İtirafçı olmadığı halde basında ısrarla bu haberler yapılmış;
gönderdiğimiz açıklamamız yayımlanmamıştır. Tıpkı diğer yalan haber
ve iftiralara karşı gönderdiğimiz açıklama ya da tekziplerimizin
yayımlanmaması gibi.
Hocam size bu itirafçı haberiyle ilgili o zaman yaptığımız
açıklamayı iletmek istiyorum. (https://
twitter.com/Okurlbrhm/status/ 801732504554274816)
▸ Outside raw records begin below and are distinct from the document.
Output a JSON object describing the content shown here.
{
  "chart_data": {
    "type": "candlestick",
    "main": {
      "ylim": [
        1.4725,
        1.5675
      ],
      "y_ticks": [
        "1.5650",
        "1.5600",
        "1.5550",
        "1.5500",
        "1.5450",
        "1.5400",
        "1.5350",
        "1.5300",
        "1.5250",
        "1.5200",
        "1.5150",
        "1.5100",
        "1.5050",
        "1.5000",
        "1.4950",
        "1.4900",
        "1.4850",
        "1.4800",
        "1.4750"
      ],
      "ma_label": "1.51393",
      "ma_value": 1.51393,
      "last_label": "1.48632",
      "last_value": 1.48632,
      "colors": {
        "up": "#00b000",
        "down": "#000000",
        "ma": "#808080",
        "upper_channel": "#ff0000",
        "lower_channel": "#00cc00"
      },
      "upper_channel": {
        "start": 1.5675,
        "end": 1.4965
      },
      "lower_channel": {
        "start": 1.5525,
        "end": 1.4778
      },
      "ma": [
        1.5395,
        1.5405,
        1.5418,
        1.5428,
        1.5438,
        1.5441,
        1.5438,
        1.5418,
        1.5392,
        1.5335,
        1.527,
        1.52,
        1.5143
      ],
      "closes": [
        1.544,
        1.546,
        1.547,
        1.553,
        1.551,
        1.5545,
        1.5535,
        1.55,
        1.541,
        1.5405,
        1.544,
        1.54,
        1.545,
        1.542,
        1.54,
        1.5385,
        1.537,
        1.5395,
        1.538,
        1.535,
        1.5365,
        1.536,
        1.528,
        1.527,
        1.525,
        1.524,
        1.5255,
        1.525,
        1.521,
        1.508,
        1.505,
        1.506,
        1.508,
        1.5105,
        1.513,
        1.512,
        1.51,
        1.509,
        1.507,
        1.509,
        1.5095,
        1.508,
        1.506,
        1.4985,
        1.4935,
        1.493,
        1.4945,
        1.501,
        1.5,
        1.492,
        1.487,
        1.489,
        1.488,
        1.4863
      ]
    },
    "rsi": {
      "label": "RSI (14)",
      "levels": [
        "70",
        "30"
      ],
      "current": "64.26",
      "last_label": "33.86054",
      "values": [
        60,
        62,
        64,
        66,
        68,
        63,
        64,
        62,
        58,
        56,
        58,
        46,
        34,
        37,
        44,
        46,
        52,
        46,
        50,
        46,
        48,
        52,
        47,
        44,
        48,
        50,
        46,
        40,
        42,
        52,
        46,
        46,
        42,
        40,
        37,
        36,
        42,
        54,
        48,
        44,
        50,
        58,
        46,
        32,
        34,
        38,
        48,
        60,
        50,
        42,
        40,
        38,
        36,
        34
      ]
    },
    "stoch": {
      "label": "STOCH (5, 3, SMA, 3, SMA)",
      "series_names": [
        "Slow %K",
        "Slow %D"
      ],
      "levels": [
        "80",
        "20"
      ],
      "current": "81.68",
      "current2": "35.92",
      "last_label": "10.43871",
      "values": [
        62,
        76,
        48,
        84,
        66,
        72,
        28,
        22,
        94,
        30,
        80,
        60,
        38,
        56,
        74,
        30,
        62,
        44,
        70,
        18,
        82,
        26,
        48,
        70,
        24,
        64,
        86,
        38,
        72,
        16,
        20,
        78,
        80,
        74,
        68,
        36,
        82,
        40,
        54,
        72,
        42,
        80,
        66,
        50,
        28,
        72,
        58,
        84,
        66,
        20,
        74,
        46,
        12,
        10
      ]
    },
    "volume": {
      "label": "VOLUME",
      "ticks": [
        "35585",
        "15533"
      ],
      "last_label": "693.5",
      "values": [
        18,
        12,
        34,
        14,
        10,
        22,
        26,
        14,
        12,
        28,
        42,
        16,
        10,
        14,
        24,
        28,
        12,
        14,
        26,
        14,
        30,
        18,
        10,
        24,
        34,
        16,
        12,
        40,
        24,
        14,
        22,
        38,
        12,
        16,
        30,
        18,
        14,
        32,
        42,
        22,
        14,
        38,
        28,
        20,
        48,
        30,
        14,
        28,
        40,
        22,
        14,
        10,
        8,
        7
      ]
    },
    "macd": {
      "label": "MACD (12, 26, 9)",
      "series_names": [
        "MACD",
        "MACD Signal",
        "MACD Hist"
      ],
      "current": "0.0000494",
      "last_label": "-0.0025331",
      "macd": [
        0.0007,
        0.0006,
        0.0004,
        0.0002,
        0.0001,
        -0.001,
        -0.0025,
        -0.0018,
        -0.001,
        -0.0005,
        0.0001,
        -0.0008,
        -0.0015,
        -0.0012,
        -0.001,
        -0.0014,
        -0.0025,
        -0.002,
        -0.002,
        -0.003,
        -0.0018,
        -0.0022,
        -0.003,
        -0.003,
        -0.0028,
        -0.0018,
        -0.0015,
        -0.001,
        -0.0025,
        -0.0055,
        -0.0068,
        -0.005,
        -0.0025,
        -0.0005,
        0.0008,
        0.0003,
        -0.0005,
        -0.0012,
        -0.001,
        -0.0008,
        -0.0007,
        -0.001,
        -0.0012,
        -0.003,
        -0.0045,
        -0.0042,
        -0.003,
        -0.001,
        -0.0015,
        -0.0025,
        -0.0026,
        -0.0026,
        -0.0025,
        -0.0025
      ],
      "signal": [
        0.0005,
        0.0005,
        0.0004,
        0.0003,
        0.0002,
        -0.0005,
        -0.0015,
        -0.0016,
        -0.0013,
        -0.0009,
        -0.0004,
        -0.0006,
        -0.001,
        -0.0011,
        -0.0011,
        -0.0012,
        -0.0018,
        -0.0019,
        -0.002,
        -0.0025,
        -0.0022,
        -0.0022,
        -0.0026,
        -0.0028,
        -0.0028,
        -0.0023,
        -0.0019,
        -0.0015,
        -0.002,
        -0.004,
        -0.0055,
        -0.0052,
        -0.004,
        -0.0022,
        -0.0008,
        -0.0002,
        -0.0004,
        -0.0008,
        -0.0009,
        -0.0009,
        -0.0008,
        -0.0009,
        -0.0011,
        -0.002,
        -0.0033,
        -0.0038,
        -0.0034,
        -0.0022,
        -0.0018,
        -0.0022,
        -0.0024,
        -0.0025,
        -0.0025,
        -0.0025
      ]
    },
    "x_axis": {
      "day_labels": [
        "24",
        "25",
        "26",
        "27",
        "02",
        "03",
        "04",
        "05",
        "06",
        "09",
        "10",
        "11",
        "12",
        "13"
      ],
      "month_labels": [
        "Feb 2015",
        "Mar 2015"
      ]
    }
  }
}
Şayet uygun görürseniz eşimin tüm bilgi ve belgeleriyle
masumiyetini ve cemaat tehlikesine karşı verdiği mücadelesini de
gözler önüne seren dilekçesi ve eklerini de iletmek isterim. 14 ayı
geçen haksız ve hukuka aykırı tutuklu bulunan eşimin durumunu
yansıtan tahliye talepli dilekçesi ve eklerini hassasiyetle
değerlendireceğinize inanıyorum.
Saygılarımla,
Dr. Nurdan Okur.”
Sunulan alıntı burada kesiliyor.